Originating in 2003 as a website with a focus on alternative culture, the magazine tends to be written in an informal or colloquial style, often including elements of Nottingham dialect.

==Overview and history==

Established as a website in autumn 2003 by three childhood friends, Jared Wilson, Alan Gilby and Tim Bates, the first issue of the printed LeftLion magazine was published in 2004. For the next ten years, the printed magazine was published bi-monthly.

Following a successful crowdfunding campaign on Kickstarter, LeftLion began to be published on a monthly basis in 2014, from which time it has continued to be a monthly publication, distributed via venues, public buildings and businesses in Nottingham and Nottinghamshire. Monthly issues are often loosely themed; past themes have included the climate crisis, well-being and transhumanism.

The online magazine, which is operated concurrently to the magazine and shares many of the same articles, is updated daily. Both the website and printed magazine contain listings of upcoming events in and around the city of Nottingham.

==Contributors==

Written and visual content in LeftLion is generally provided by a range of creatives who largely live within or have connections to the city of Nottingham, a majority of whom contribute on a voluntary basis. Past contributors have included actor Paul Kaye, musician Miles Hunt, author Nicola Monaghan, and poet and producer Henry Normal. Nadia Whittome, the MP for Nottingham East, writes a monthly column in the magazine.

The magazine is currently edited by Sophie Gargett and assistant edited by Caradoc Gayer. Previous editors have included George White, Bridie Squires, Alison Emm, Al Needham, and Jared Wilson. The magazine's artistic team is run by Alan Gilby and Natalie Owen.

==Interviewees==
As well as engaging with local creatives and people of interest, LeftLion has often interviewed prominent national and international figures. These include: actors Bella Ramsey, Tom Blyth and Juliette Lewis; comedians Bill Bailey, Noel Fielding, Alexei Sayle, Richard Herring and Ed Byrne; musicians Public Enemy, The Prodigy, Roots Manuva, Dizzee Rascal, Sleaford Mods, Jake Bugg, Jorja Smith and Klaxons; magician Derren Brown; writers Alan Moore, Gary Younge, Alan Sillitoe, Alice Oswald and Jon McGregor; fashion designer Paul Smith; poets Andrew Motion, Benjamin Zephaniah and Henry Normal; directors Shane Meadows and Jonathan Glazer; cricket player Alex Hales; and The Sheriff of Nottingham.

LeftLion was the last publication to interview Nottingham author Alan Sillitoe and journalist Ray Gosling.

==Awards and press==
In late 2006 and 2007, LeftLion was nominated for a series of awards including Best Free Music Magazine by Record of the Day, Ambassadors of Nottingham by BBC Radio Nottingham.

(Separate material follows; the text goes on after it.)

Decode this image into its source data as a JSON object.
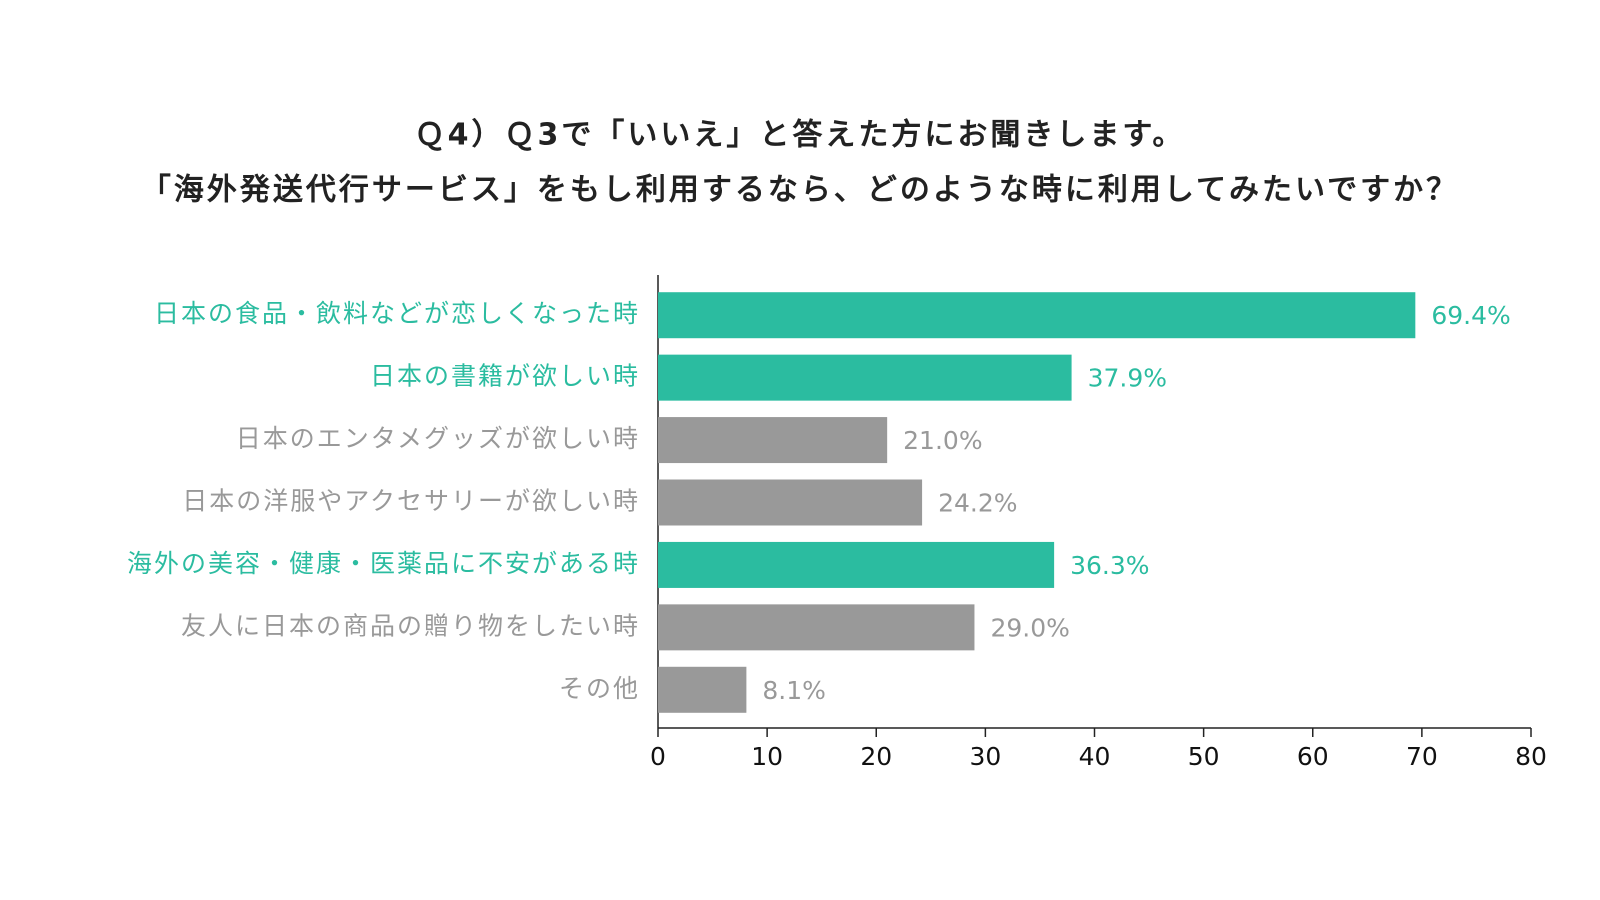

The Nottingham Evening Post referred to them as "the high priests of Nottingham culture".

In 2009, LeftLion won the 'Writing and Publishing' award at the Nottingham Creative Business Awards, in a ceremony held at the Nottingham Council House on 7 October 2009. They were also runners-up for the award of Creative Business of the Year.

In 2012 The Guardian cited LeftLion as being partially responsible for an "artistic boom" in Nottingham in an interview with Game of Thrones actor Joe Dempsie who also said that the magazine "played a massive part in Nottingham's sense of creative identity."

In 2013, the publication celebrated its tenth anniversary with BBC's East Midlands Today running a feature interview, and BBC Online running a photo gallery.

In 2018 LeftLion celebrated their fifteenth birthday by releasing their 100th printed issue and then a book titled LeftLion: 100 Covers, which gathered together the cover artwork from their back catalogue.

In August 2023, LeftLion released their 20th anniversary issue, which featured several highlights of the magazine's first two decades.

==Events==
In addition to producing written content, videos and podcasts, LeftLion frequently sponsors and runs live cultural events in Nottingham. During 2006 LeftLion worked with "A Drop In The Ocean", a citywide music festival that raised £27,200 for charity.

Musical acts and artists that have played at LeftLion events include Liam Bailey, Jake Bugg, Thepetebox, Natalie Duncan, Amusement Parks on Fire, Thepetebox, Lightspeed Champion, Love Ends Disaster!, Bent and Crazy Penis.